Can Palestinians achieve self-determination without that, though? Without this goal of having a state? 

“Absolutely. Self-determination is not narrowly defined as having a state.”

“But the other question here that I thought you were actually going to ask me is, can Palestinian still effectively achieve a state? And then how is it that they use the law?”

“Number one, I don’t think a state is you know, even if that it is the aspiration right, if we just want to stay in the West Bank and Gaza, we must, we must, we must annul Oslo. Because it’s not the failure to abide by the peace process, it’s in fact the terms of Oslo that have enabled Israel to achieve as much as it has to the present.”

“Number two, we have to challenge the U.S. head-on, as a pillar in the geopolitical obstacle that the Palestinians face. They are not a third party. They are a party and part of the subjugation of Palestinians and they must be challenged head-on in order to recalibrate the balance of power.”

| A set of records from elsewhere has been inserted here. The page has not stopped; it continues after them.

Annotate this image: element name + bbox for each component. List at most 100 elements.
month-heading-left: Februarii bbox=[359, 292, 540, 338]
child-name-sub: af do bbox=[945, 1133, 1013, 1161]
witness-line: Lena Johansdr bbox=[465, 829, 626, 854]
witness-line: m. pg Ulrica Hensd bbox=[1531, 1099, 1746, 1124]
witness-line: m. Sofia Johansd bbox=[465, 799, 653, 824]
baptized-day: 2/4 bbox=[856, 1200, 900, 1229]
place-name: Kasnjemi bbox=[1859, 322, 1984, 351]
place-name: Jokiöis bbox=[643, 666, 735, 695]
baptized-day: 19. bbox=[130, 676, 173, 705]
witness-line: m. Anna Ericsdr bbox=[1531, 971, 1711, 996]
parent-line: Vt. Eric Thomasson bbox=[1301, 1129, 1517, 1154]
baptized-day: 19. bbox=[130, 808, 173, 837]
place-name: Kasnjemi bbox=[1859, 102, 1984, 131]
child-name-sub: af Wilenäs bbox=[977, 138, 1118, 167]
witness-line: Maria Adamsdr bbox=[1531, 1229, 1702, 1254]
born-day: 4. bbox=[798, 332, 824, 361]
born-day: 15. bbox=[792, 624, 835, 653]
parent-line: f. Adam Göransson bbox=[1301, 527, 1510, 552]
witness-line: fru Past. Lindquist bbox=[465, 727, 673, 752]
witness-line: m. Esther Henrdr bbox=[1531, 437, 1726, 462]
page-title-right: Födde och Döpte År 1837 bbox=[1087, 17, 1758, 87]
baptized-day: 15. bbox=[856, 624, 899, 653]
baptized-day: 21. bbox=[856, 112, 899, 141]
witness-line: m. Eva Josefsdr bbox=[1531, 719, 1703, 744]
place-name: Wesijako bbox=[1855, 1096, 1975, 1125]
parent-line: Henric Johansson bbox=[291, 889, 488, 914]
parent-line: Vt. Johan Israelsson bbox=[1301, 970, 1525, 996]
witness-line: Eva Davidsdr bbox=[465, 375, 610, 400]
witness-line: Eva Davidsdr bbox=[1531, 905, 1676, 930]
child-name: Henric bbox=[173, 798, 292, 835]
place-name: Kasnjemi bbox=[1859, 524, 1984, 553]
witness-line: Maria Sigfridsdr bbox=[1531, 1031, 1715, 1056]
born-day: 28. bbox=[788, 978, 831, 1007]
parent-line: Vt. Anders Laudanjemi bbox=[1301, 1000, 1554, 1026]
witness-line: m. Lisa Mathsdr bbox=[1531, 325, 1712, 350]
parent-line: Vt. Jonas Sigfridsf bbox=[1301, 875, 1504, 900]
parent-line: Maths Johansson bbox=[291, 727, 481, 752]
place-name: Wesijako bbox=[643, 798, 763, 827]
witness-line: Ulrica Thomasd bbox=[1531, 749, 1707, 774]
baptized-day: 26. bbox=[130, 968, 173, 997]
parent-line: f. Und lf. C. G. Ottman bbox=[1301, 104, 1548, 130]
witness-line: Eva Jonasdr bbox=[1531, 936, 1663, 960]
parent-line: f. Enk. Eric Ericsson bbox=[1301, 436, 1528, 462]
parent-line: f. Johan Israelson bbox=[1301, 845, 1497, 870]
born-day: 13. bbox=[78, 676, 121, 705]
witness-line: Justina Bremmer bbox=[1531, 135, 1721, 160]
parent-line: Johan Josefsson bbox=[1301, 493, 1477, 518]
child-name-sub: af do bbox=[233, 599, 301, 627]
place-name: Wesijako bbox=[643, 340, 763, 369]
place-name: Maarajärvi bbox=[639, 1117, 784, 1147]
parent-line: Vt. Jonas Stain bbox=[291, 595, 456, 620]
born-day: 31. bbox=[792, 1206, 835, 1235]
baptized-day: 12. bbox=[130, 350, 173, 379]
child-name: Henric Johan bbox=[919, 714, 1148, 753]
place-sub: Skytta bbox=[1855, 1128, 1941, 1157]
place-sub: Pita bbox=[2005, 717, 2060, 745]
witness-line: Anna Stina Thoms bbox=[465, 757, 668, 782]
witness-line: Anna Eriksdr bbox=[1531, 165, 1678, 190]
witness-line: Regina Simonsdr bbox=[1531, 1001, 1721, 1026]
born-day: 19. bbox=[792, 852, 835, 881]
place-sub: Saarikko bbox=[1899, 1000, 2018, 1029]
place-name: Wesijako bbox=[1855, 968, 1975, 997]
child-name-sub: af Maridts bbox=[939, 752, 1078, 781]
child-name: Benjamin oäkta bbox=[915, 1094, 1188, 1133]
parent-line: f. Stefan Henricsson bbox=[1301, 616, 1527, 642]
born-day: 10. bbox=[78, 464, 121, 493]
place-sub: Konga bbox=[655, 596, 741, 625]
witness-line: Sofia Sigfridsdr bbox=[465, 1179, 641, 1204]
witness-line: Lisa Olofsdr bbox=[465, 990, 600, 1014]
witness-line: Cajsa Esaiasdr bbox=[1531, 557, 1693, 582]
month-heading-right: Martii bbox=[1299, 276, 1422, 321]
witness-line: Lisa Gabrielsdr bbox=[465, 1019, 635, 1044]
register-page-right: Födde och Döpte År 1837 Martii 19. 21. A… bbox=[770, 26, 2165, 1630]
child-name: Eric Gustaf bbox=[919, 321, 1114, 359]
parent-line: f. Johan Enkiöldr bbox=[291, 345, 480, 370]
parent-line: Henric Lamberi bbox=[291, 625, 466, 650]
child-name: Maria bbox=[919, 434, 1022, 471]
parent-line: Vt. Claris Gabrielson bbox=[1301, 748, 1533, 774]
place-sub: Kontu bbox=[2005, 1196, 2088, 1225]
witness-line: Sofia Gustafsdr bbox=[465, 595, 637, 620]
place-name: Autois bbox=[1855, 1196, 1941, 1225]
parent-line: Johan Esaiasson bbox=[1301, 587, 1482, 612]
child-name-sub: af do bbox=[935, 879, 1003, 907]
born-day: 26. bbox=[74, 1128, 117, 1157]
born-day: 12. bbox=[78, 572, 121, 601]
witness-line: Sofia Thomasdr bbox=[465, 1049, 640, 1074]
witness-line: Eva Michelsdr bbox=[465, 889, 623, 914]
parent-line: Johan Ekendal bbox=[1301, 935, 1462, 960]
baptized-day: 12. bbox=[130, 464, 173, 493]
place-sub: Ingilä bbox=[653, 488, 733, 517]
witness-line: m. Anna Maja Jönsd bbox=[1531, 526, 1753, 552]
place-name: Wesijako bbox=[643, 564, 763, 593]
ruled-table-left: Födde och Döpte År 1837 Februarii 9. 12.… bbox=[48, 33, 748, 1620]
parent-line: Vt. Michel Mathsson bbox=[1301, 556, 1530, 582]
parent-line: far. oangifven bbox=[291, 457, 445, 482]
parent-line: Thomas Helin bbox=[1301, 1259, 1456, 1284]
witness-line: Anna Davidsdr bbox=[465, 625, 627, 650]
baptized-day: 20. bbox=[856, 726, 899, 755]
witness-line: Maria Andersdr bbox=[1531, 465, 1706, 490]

“And then number three is the idea that, even if you want statehood, you must pursue a decolonial struggle.”

“It’s not about whether or not [Jewish Israelis] get to stay, it’s about in what capacity do they stay. If they stay as masters, if they stay as, you know, what they claim as natives to the land, it’s impossible. It’s an incommensurability between their existence and ours. Which is why they describe Palestinian demography as an existential threat. I mean, they’re very explicit about this, right? So part of our decolonial project is to change that native-settler relationship.”